Florida Gov. Ron DeSantis (R) accused pro-Palestine students of materially supporting terrorism during a foreign policy speech Friday.
The 2024 Republican presidential candidate characterized the members of the Students for Justice in Palestine (SJP) organization as a part of the militant group Hamas’s operation in Gaza and alleged that they materially support the terrorism the group has perpetrated.
“They are a group which publicly says that they don’t just stand in solidarity with Hamas, that they are a part of what Hamas is doing,” DeSantis said. “That is material support to terrorism, and that is not gonna be tolerated in the state of Florida, and it should not be tolerated in these United States of America.”
DeSantis’s description of the group in his speech came after he praised a move Florida officials instituted Tuesday.
“We deactivated Students for Justice in Palestine in our Florida University System,” DeSantis said. “So we have been proud what we’ve been able to do as governor, but as we look across the world now we are a nation adrift.”
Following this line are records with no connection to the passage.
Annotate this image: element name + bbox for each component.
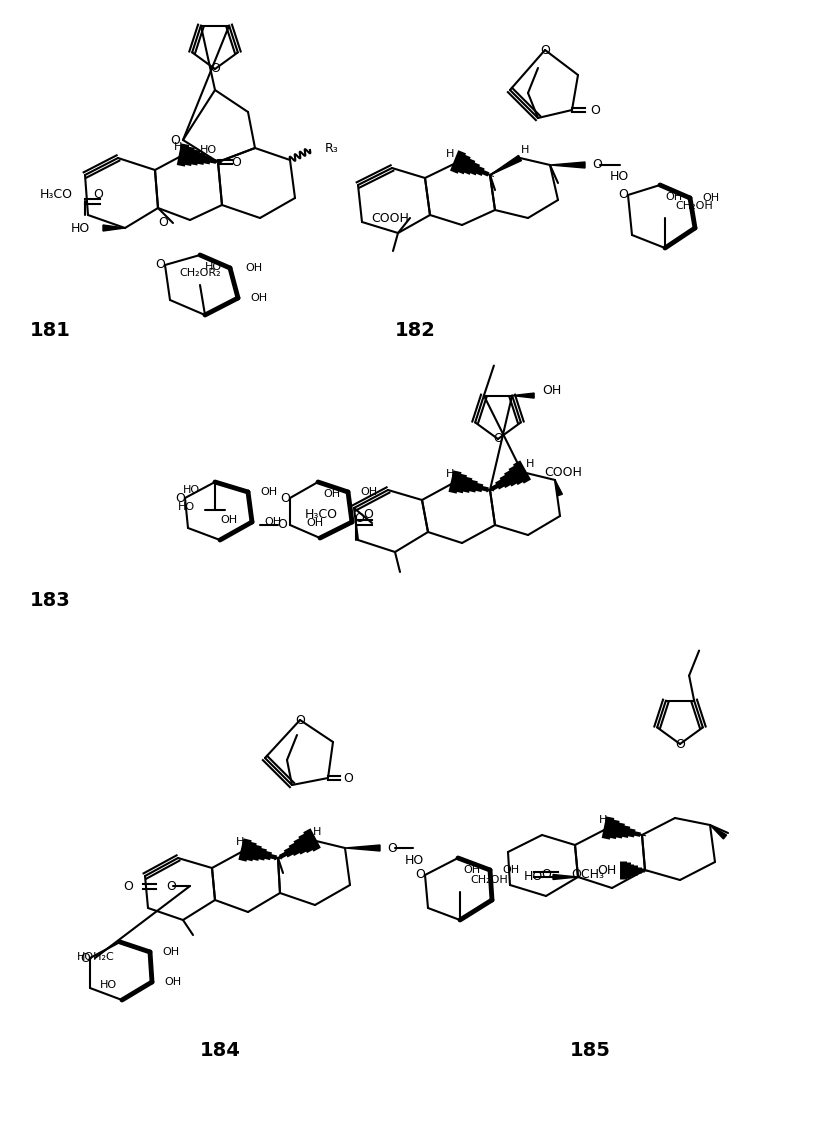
Text: O: O (210, 63, 220, 75)
Text: O: O (343, 772, 353, 784)
Text: HO: HO (100, 980, 117, 990)
Text: O: O (80, 951, 90, 965)
Text: OH: OH (543, 384, 562, 397)
Text: 181: 181 (30, 320, 71, 339)
Text: HO: HO (405, 854, 424, 866)
Text: O: O (354, 512, 364, 525)
Text: HO: HO (610, 170, 629, 184)
Text: OH: OH (702, 193, 719, 203)
Text: OH: OH (245, 263, 262, 273)
Text: O: O (675, 737, 685, 751)
Text: 184: 184 (200, 1040, 241, 1060)
Text: O: O (540, 43, 550, 56)
Text: O: O (363, 509, 373, 521)
Text: O: O (123, 879, 133, 893)
Text: OH: OH (250, 293, 267, 303)
Text: O: O (415, 869, 425, 881)
Text: HO: HO (178, 502, 195, 512)
Text: O: O (155, 258, 165, 272)
Text: O: O (493, 432, 503, 446)
Text: O: O (387, 841, 397, 855)
Polygon shape (555, 480, 562, 496)
Polygon shape (490, 155, 522, 175)
Polygon shape (710, 825, 727, 839)
Text: H: H (174, 142, 182, 152)
Text: OH: OH (164, 977, 181, 988)
Text: H: H (236, 837, 244, 847)
Text: HO: HO (71, 222, 90, 234)
Text: OH: OH (502, 865, 519, 876)
Text: OCH₃: OCH₃ (571, 868, 604, 880)
Text: O: O (277, 519, 287, 531)
Polygon shape (103, 225, 125, 231)
Polygon shape (345, 845, 380, 852)
Text: HO: HO (205, 262, 222, 272)
Text: R₃: R₃ (325, 142, 339, 154)
Text: H₃CO: H₃CO (40, 189, 73, 201)
Text: H₃CO: H₃CO (305, 509, 338, 521)
Text: OH: OH (665, 192, 682, 202)
Text: O: O (590, 104, 600, 117)
Text: 182: 182 (395, 320, 436, 339)
Text: HO: HO (523, 871, 543, 884)
Text: O: O (280, 491, 290, 504)
Text: H: H (526, 459, 534, 469)
Text: 185: 185 (570, 1040, 611, 1060)
Text: H: H (521, 145, 529, 155)
Text: O: O (618, 189, 628, 201)
Polygon shape (512, 393, 534, 398)
Text: COOH: COOH (371, 211, 409, 224)
Text: OH: OH (162, 948, 179, 957)
Text: OH: OH (220, 515, 237, 525)
Text: O: O (541, 868, 551, 880)
Text: CH₂OR₂: CH₂OR₂ (179, 267, 221, 278)
Text: O: O (592, 159, 602, 171)
Text: OH: OH (323, 489, 340, 499)
Polygon shape (553, 874, 578, 879)
Text: O: O (93, 189, 103, 201)
Text: OH: OH (264, 517, 281, 527)
Text: O: O (295, 713, 305, 727)
Text: COOH: COOH (544, 465, 582, 479)
Text: HO: HO (199, 145, 217, 155)
Text: O: O (170, 134, 180, 146)
Polygon shape (550, 162, 585, 168)
Text: O: O (231, 155, 241, 168)
Text: HOH₂C: HOH₂C (77, 952, 115, 962)
Text: H: H (599, 815, 607, 825)
Text: H: H (446, 469, 454, 479)
Text: OH: OH (463, 865, 480, 876)
Text: OH: OH (360, 487, 377, 497)
Text: OH: OH (307, 518, 323, 528)
Text: CH₂OH: CH₂OH (470, 876, 508, 885)
Text: 183: 183 (30, 591, 71, 609)
Text: O: O (175, 491, 185, 504)
Text: H: H (313, 828, 321, 837)
Text: O: O (166, 879, 176, 893)
Text: CH₂OH: CH₂OH (675, 201, 713, 211)
Text: HO: HO (183, 485, 200, 495)
Text: H: H (446, 149, 454, 159)
Text: OH: OH (598, 863, 617, 877)
Text: O: O (158, 216, 168, 230)
Text: OH: OH (260, 487, 277, 497)
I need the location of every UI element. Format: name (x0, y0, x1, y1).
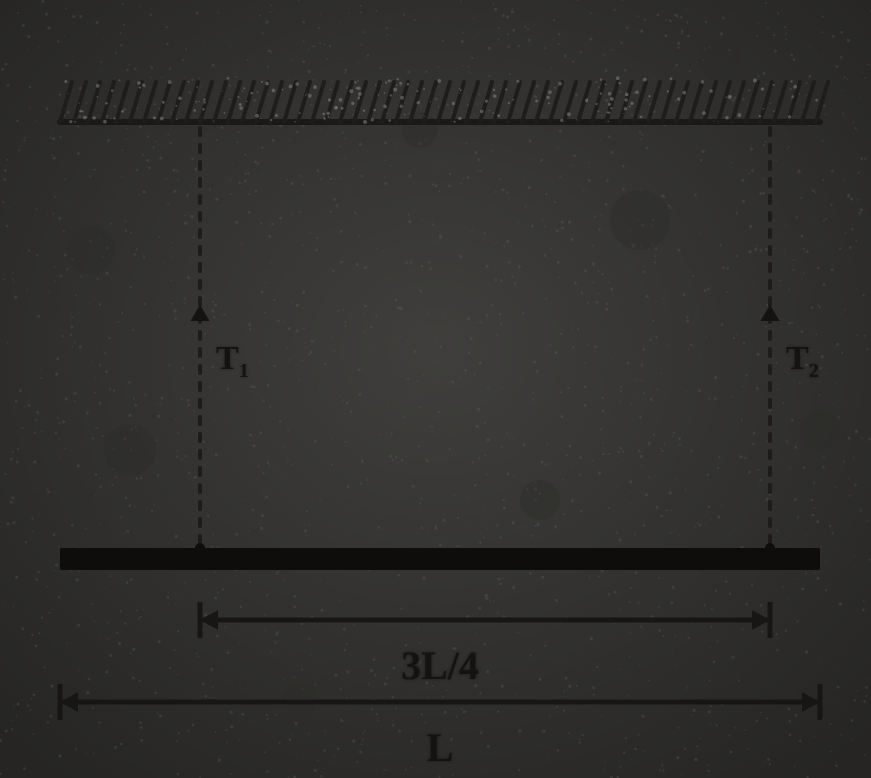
dim-text: 3L/4 (401, 643, 479, 688)
physics-diagram: T1 T2 3L/4 L (0, 0, 871, 778)
tension-subscript: 1 (239, 360, 249, 382)
outer-dimension-label: L (427, 724, 454, 771)
tension-symbol: T (216, 340, 239, 377)
tension-symbol: T (786, 340, 809, 377)
dim-text: L (427, 725, 454, 770)
tension-subscript: 2 (809, 360, 819, 382)
tension-label-1: T1 (216, 340, 249, 383)
tension-label-2: T2 (786, 340, 819, 383)
inner-dimension-label: 3L/4 (401, 642, 479, 689)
State University System Chancellor Ray Rodrigues directed state university presidents to disband pro-Palestinian student chapters on their respective campuses amid the war between Hamas and Israel.
DeSantis, viewed as former President Trump’s main contender in the 2024 GOP presidential primary, spoke Friday at The Heritage Foundation as a part of the “Mandate for Leadership Series,” where he also had a question-and-answer session with Heritage President Kevin Roberts and Epoch Times Senior Editor Jan Jekielek.
Fellow Republican presidential candidate Vivek Ramaswamy criticized the Florida governor for his move to decimate student chapters.
Ramaswamy said DeSantis is “wrong” to silence those “we disagree with.”
“My view is that the answer to bad speech is not less speech, it is more speech. And I think it is wrong for us to silence those we disagree with,” Ramaswamy said on The Hill TV’s “Rising” Wednesday.